Howard J. Clinebell, Jr., is retired professor of Pastoral Counseling, School of Theology at Claremont, California. Published by Abingdon Press, New York, Nashville, 1970. Used by permission. This material was prepared for Religion Online by Ted & Winnie Brock.

The growing network of community mental health services is bringing hope and help to tens of thousands of persons in many parts of our country. The existence of these excellent new resources raises important questions for churches and temples: How should the community pastor, priest, or rabbi relate to the mental health services and programs in his area? What qualifications should be possessed by clergy staff members of community mental health centers? What clinical and academic training should they have? What should be their functions? (This was discussed in a preliminary way in Chapter One.) How should they relate to other staff members and to the religious organizations of the community? How can the churchesí laymen cooperate with and support community mental health services? In what ways can these services enhance the effectiveness of the churches with the people they serve?
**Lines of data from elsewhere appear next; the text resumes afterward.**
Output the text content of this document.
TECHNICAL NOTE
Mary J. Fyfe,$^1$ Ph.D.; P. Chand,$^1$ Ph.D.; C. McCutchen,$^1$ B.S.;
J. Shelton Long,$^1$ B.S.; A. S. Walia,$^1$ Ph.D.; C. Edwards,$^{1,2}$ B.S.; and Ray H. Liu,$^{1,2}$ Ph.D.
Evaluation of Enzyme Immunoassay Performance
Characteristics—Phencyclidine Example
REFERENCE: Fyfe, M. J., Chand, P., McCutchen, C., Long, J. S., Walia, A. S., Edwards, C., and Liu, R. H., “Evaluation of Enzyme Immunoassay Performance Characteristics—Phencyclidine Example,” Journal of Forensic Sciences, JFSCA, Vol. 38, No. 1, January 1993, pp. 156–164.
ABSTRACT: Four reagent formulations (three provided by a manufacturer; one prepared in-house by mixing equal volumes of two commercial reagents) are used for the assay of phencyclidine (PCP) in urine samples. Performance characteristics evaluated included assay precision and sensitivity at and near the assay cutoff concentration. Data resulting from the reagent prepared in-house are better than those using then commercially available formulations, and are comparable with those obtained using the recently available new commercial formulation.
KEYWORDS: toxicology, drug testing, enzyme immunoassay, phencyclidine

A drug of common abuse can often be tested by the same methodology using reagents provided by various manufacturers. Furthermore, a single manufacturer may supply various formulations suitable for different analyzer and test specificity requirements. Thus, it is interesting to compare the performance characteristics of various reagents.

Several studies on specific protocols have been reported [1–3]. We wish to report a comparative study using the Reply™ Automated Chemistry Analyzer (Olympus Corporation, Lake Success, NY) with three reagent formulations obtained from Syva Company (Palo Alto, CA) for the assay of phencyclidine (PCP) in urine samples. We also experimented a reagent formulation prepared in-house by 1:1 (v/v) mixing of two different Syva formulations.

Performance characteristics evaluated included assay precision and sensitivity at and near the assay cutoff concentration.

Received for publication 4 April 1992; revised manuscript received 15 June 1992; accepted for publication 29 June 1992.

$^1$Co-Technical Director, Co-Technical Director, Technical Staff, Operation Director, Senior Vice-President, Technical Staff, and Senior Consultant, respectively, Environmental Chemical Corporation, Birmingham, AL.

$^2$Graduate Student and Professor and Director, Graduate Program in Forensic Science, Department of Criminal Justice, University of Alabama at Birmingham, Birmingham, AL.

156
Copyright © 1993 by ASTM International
The chapters in this section throw helpful light on these questions. Each statement is written by a person who has had firsthand experience related to community mental health programs. Two of the authors (Moyer and Beebe) report on their experiences as clergy staff members in mental health programs. The chapter on qualifications of staff members is written from the perspective of a clergyman (Kempson) employed by a state mental health department which makes extensive use of clergymen in its regional programs. This section includes a revealing report (Hathorne) of a study of the patterns of clergy involvement in community mental health services. The final chapter in this section (by Clements) stresses the importance of local control of community mental health centers.

Two important convictions underlie the discussion in this section. First, no comprehensive community mental health service can be really comprehensive unless it succeeds in involving the religious organizations and leaders of its community. And second, to accomplish the effective utilization of the mental health potentialities of churches, a mental health service must have a well-trained clergyman on its staff. Only such a bilingual person -- that is, a person who can communicate across disciplines because he can speak both the language of the ministry and religion, on the one hand, and the language of mental health on the other -- can build the necessary communication bridges between the churches and the mental health services. Such bridges allow cooperation to occur. To help acquaint mental health leaders and legislators with these two facts is one of the functions of religious leaders who are informed about community mental health.